Beginning with the “6-block manifesto” and evolving into several short activist films, a website, blogs and gallery installations, the Little Mountain Project has been Vaisbord’s “Hyperlocal Documentary” practice for the past 7 years. Find out more about it in POV Magazine’s Summer 2013 issue .

In 2014 he launched a crowd funding campaign for The Little Mountain Film and continues to fund raise for the completion of the feature documentary. Meanwhile Vaisbord continues to work as a transmedia producer, educator, digital media consultant, and full time father of two busy children.

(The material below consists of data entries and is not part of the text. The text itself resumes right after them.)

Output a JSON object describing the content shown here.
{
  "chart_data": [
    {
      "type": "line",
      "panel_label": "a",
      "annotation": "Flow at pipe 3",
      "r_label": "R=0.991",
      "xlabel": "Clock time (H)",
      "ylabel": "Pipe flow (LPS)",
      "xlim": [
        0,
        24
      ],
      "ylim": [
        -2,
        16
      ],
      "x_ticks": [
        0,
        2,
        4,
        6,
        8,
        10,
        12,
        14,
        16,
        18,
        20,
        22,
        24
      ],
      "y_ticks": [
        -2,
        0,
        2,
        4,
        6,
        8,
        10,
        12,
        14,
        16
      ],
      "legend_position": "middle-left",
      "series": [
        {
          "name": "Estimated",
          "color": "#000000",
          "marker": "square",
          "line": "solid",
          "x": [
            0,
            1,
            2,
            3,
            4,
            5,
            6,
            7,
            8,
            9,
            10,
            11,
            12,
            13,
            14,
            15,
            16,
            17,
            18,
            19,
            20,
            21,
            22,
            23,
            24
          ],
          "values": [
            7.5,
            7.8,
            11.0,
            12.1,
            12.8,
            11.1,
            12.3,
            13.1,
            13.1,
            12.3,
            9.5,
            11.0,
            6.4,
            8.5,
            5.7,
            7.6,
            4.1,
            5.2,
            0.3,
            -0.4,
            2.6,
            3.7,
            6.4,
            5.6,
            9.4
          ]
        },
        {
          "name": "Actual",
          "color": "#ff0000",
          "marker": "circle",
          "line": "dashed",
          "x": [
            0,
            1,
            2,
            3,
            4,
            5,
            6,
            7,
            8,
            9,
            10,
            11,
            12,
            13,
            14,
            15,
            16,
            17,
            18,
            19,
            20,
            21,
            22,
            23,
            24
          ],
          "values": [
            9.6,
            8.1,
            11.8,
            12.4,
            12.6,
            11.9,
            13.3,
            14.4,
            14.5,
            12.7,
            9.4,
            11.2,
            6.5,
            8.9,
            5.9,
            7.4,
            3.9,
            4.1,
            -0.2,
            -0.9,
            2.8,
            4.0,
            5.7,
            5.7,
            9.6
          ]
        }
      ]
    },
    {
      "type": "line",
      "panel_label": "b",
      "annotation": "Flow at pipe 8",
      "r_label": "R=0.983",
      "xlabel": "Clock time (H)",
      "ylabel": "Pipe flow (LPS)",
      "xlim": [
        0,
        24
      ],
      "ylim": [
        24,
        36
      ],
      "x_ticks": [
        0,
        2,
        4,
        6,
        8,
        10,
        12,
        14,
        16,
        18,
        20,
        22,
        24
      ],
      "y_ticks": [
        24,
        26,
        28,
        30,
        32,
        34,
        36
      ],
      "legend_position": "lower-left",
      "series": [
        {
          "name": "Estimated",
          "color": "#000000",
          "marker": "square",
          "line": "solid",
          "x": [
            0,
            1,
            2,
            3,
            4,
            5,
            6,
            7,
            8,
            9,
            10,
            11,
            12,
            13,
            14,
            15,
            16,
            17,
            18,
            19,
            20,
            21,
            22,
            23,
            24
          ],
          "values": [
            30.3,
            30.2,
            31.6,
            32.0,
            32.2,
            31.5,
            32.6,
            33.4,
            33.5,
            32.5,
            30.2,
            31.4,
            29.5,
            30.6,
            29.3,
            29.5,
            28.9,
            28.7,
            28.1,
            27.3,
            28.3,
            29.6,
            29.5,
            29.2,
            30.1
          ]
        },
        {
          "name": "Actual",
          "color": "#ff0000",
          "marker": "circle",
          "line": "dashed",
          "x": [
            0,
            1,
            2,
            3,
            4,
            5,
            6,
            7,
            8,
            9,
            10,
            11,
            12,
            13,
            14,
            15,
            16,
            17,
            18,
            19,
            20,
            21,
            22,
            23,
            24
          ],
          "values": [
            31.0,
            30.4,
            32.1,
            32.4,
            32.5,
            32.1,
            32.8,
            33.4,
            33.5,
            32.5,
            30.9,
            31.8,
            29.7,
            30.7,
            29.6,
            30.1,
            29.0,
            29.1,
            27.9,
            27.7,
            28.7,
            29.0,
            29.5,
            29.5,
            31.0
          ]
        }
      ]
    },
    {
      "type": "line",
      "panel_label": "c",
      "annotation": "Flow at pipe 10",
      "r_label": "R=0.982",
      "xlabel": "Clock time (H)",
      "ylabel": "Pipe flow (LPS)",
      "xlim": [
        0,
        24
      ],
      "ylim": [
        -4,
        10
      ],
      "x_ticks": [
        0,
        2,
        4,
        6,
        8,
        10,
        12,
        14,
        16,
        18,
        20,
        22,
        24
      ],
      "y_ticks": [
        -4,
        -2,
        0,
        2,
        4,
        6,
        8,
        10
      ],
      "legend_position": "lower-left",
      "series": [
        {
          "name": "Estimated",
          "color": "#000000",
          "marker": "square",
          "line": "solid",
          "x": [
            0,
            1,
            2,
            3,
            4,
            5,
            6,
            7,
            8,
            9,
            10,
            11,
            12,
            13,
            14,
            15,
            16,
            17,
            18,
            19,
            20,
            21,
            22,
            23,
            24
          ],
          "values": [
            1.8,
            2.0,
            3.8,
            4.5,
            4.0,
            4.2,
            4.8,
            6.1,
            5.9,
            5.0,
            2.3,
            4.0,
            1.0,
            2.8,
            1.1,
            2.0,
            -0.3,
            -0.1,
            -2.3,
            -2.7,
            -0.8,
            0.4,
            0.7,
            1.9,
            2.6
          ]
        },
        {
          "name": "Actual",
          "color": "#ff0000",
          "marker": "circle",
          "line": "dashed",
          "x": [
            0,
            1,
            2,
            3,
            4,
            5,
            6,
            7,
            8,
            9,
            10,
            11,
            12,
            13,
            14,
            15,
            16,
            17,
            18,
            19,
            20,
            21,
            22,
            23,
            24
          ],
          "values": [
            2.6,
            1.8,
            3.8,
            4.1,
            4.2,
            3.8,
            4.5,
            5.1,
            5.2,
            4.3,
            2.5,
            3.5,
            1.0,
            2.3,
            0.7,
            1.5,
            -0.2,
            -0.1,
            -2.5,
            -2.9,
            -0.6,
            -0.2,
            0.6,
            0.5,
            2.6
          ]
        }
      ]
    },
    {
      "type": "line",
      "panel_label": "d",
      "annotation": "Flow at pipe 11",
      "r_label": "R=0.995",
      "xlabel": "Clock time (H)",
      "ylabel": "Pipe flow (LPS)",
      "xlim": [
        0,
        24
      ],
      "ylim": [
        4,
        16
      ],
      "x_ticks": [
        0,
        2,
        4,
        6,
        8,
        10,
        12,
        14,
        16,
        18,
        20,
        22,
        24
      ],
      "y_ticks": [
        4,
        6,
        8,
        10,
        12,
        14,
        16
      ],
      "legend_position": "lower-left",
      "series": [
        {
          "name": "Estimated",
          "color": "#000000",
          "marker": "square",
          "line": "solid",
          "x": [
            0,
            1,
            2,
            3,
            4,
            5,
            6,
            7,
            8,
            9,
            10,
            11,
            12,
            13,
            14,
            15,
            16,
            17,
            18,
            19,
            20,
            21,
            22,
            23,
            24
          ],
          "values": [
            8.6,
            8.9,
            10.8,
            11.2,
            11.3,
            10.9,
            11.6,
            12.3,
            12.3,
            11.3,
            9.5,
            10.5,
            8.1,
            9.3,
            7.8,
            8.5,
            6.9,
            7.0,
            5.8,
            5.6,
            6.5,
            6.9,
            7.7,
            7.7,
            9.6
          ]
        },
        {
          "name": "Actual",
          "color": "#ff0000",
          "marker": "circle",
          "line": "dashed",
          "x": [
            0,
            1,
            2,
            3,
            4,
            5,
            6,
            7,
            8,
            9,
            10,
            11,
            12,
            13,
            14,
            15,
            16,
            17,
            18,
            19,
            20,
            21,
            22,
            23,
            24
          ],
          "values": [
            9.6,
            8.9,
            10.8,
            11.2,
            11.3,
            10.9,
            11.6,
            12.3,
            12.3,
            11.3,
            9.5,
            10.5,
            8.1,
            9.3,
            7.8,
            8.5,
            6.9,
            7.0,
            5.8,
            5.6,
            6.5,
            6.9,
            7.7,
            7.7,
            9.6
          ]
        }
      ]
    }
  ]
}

About the content coordinator
Ned Jacobs, a son and lifelong student of the urbanist Jane Jacobs, grew up in New York ’s historic Greenwich Village . As a youth he contributed to saving the Village and its environs from urban renewal projects and expressways and helped pioneer non-destructive forms of development that respect neighbourhood character and scale. After immigrating to Toronto in 1968, he joined the grass-roots movement that stopped the Spadina expressway. A Vancouverite since 1975, Ned has participated in causes and initiatives concerning the environment, transportation, social justice and neighbourhood planning. He has been a guest lecturer for the SFU Urban Studies Program, the UBC School of Regional and Community Planning, and the Vancouver Community College graduate planning program.